После ослабления жесткого контроля, который система уже не могла далее поддерживать, лояльность режиму власть стремилась укрепить через повышение уровня жизни советских людей. Однако, объявив всемерное повышение благосостояния советских людей главной целью советского общества, власть не решила свои задачи, а лишь заложила основу для будущего подрыва советской системы.

Разрушительный характер этой официальной цели советского общества был двойственным. С одной стороны, она регулярно расходилась с результатами советской экономики, хотя если рассматривать динамику уровня жизни, то она была положительной, особенно в 70-е годы, когда высокие цены на нефть позволили советскому государству повысить уровень доходов советских людей. Но в целом родовой недостаток командной экономики в виде дефицита постоянно преследовал советскую систему [Корнаи 1990]. Тем самым в жизни советских людей всегда присутствовал когнитивный диссонанс, так как примирить официальную риторику о неуклонном росте уровня жизни советских людей с регулярным дефицитом самых массовых товаров было крайне затруднительно. Второй аспект разрушительного воздействия этой официальной ценности, ориентирующей людей на рост благосостояния, был связан с трудностями примирения массовых потребительских установок в советском обществе с идеалами служения системе. Ведь тоталитарная система и в 60–80-е годы, пусть и в смягченном варианте, нуждалась не в подданных, ориентированных на потребление, а в подданных, ориентированных на служение. Но начиная с 60-х годов ориентация советских людей на потребление и на радости жизни все более побеждала ориентацию на служение системе. Признав за советскими людьми право на потребительские радости и даже объявив своей главной целью постоянное повышение благосостояния народа, советская власть не только не достигла данной цели, но и способствовала массовому росту недовольства раздраженных потребителей, очень часто не имевших возможности удовлетворять свои не только все более возрастающие, но и самые простые потребности.
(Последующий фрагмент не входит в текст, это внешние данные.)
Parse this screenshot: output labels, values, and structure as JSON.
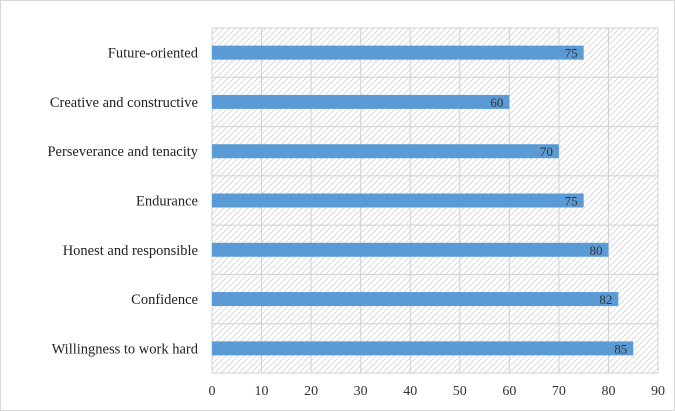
{
  "chart_data": {
    "type": "bar",
    "orientation": "horizontal",
    "categories": [
      "Willingness to work hard",
      "Confidence",
      "Honest and responsible",
      "Endurance",
      "Perseverance and tenacity",
      "Creative and constructive",
      "Future-oriented"
    ],
    "values": [
      85,
      82,
      80,
      75,
      70,
      60,
      75
    ],
    "data_labels": true,
    "title": "",
    "xlabel": "",
    "ylabel": "",
    "xlim": [
      0,
      90
    ],
    "xticks": [
      0,
      10,
      20,
      30,
      40,
      50,
      60,
      70,
      80,
      90
    ],
    "grid": true,
    "legend": "none",
    "bar_color": "#5b9bd5",
    "plot_background": "hatched"
  }
}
Потребительские установки, ставшие массовыми в 60-е годы и господствующие в системе ценностей советских людей в 70-е, возникли не вдруг, а имели свои предпосылки уже в 30-е годы. В какой-то степени невозможность победить потребительские установки советских людей и признание их законности мы наблюдаем уже в 20-е годы, когда советское государство вынуждено было вести новую экономическую политику, которая позволила накормить страну и дала импульс развитию многих отраслей экономики. Даже во времена мобилизационного рывка и в годы «большого террора» советское государство не могло полностью игнорировать материальные потребности советских людей. По мнению некоторых специалистов, наряду с развертыванием механизмов прямого принуждения и идеологического воздействия, советская система пошла на сделку, на компромисс со своими подданными. В. Данхэм определила такую политику советского государства как «большую сделку» [Dunham 1990]. В контексте такой политики, которую можно рассматривать как уступку потребительским установкам советских людей, стала развиваться инфраструктура потребления, способы формирования нового советского вкуса в потреблении товаров [Волков 1996], [Андреева 2009].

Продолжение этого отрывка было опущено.